If you don't see the rejectedPlans
field in the explain() output, it means that MongoDB's query planner did not consider or reject alternative plans, and it proceeded with the winning plan directly. The presence of rejectedPlans is most common in complex queries where multiple index choices and strategies are available.
While reducing the number of rejected plans is generally beneficial, it's important to strike a balance between query planning time and query execution efficiency. The ultimate goal is to choose the most efficient plan for each query while minimizing unnecessary planning overhead.
Note:
-
IXSCAN stands for Index Scan. It uses an index to find the documents that match the query criteria. This is a more efficient way to execute queries when there is an index on the field that you are querying.
-
COLLSCAN denotes "Collection Scan," involving a full collection scan to identify matching documents. While less efficient, it becomes necessary when no index exists for the queried field. Minimizing
COLLSCAN
is pivotal for optimizing query speed, as collection scans tend to be slower.
Please note that the effectiveness of these optimizations can vary depending on your specific database queries and structure. These recommendations are based on expert advice and have proven beneficial for our organization's database structure, enhancing query performance.

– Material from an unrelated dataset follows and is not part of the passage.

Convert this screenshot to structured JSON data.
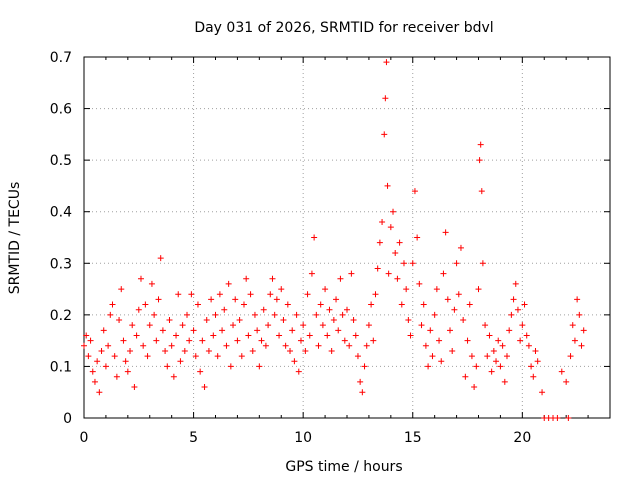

Optimal document size typically falls within the range of 1-2 MB. This size range places less strain on the MongoDB server and allows various operations within the aggregation pipeline to execute smoothly.
While the ideal number of indexes may vary based on your hardware and database size, a general guideline is to create 15-20 indexes. This recommendation stems from the expertise of MongoDB professionals, emphasizing the advantages of having a sufficient number of indexes. This approach helps ensure that a significant portion of your data can be efficiently stored within indexes, ultimately resulting in faster query performance.